207.908 Separate finding; contents; compliance; requirements; applicability; exception.

Sec. 8.

    (1) If the taxable value of the property proposed to be exempt pursuant to an application under consideration, considered together with the aggregate taxable value of property exempt under certificates previously granted and currently in force under this act or under 1974 PA 198, MCL 207.551 to 207.572, exceeds 5% of the taxable value of the qualified local governmental unit, the legislative body of the qualified local governmental unit shall make a separate finding and shall include a statement in its resolution approving the application that exceeding that amount must not have the effect of substantially impeding the operation of the qualified local governmental unit or impairing the financial soundness of an affected taxing unit.
    (2) The legislative body of the qualified local governmental unit shall not approve an application for a certificate unless the applicant complies with all of the following requirements:
    (a) That the applicant provides a site plan and building floor plan approved by the local planning commission or local zoning administrator, whichever is applicable under the local zoning ordinance, that includes the total number of residential dwelling units to be available for lease or rent on the property.
    (b) That the applicant provides a statement describing the number of residential dwelling units that will be reserved for income-qualified households at any given time throughout each calendar year in which the specific tax is in effect.
    (c) That the applicant agrees to provide the legislative body of the qualified local governmental unit with an income certification for the income-qualified household residing within each residential dwelling unit designated as attainable housing property each year that the income-qualified household resides in that attainable housing property.
    (3) A qualified local governmental unit may develop and implement an audit program that includes, but is not limited to, the audit of the information submitted under subsection (2) or may contract with an independent third-party auditor to audit the information submitted under subsection (2). The qualified local governmental unit may require the applicant to cover the cost of the independent third-party auditor. The total number of units to be reserved for income-qualified households may be negotiated by the qualified local governmental unit but must not be less than 30% of the total number of residential dwelling units on the property or 1 residential dwelling unit, whichever is greater.

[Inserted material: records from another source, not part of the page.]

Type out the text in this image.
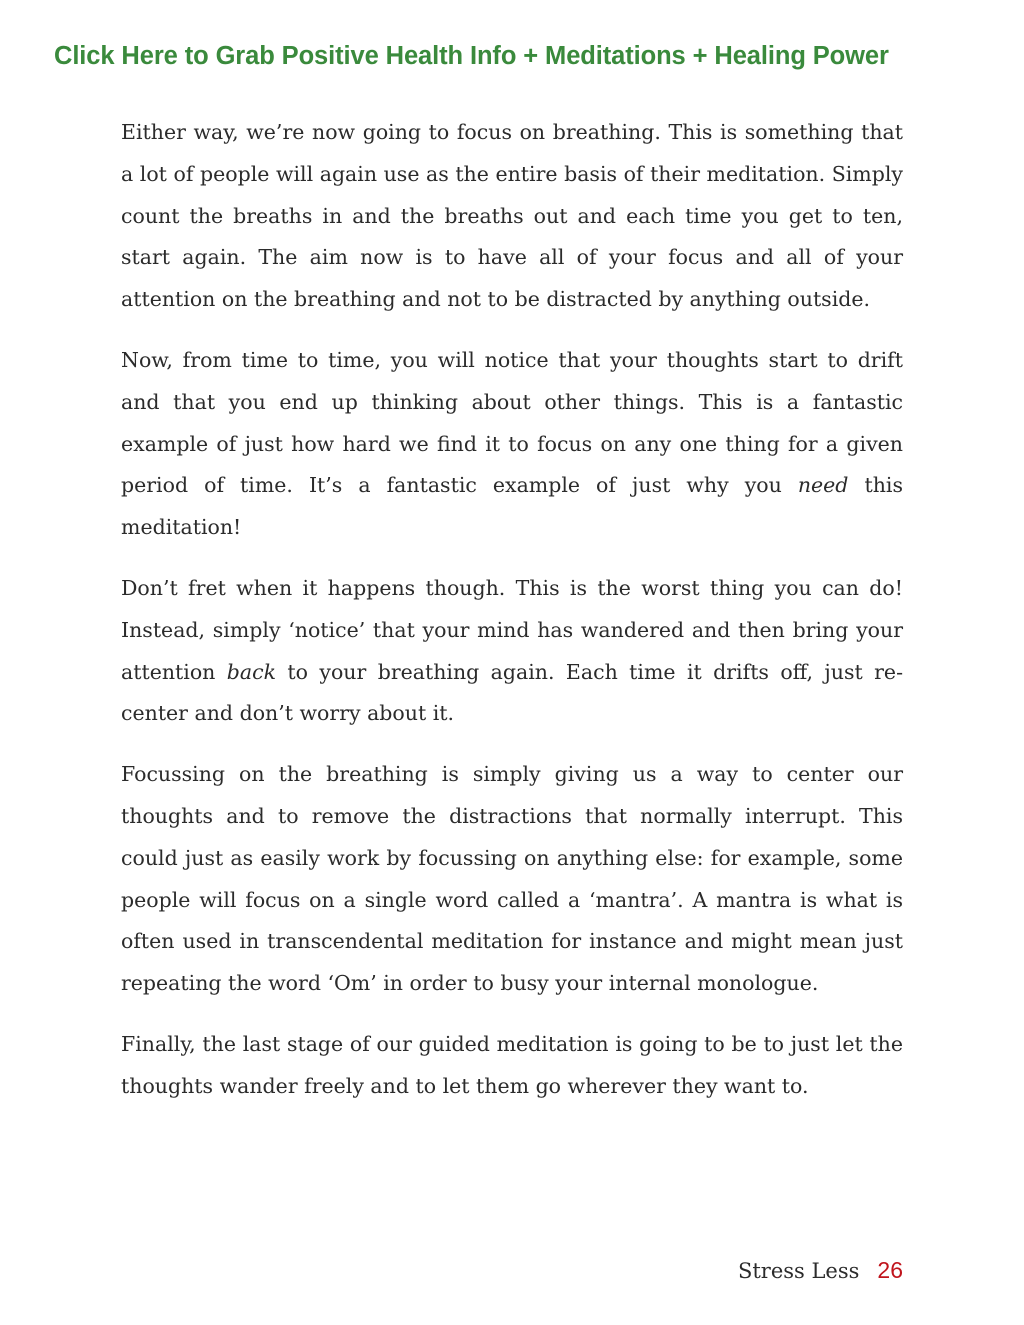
Click Here to Grab Positive Health Info + Meditations + Healing Power

Either way, we’re now going to focus on breathing. This is something that a lot of people will again use as the entire basis of their meditation. Simply count the breaths in and the breaths out and each time you get to ten, start again. The aim now is to have all of your focus and all of your attention on the breathing and not to be distracted by anything outside.

Now, from time to time, you will notice that your thoughts start to drift and that you end up thinking about other things. This is a fantastic example of just how hard we find it to focus on any one thing for a given period of time. It’s a fantastic example of just why you need this meditation!

Don’t fret when it happens though. This is the worst thing you can do! Instead, simply ‘notice’ that your mind has wandered and then bring your attention back to your breathing again. Each time it drifts off, just re-center and don’t worry about it.

Focussing on the breathing is simply giving us a way to center our thoughts and to remove the distractions that normally interrupt. This could just as easily work by focussing on anything else: for example, some people will focus on a single word called a ‘mantra’. A mantra is what is often used in transcendental meditation for instance and might mean just repeating the word ‘Om’ in order to busy your internal monologue.

Finally, the last stage of our guided meditation is going to be to just let the thoughts wander freely and to let them go wherever they want to.

Stress Less 26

    (4) If an income-qualified household currently residing within a residential dwelling unit reserved for an income-qualified household has an increase in adjusted household income between the time an income certification is conducted and the next income certification in the following year and that household is no longer an income-qualified household, then that formerly qualified household may continue to reside as occupants within that residential dwelling unit only for the remainder of their lease agreement. However, the next available residential dwelling unit located on the property shall be reserved for an income-qualified household. Under no circumstances shall all residential dwelling units on the property be occupied by households whose adjusted household income is more than 120% of the countywide area median income for greater than 12 consecutive months.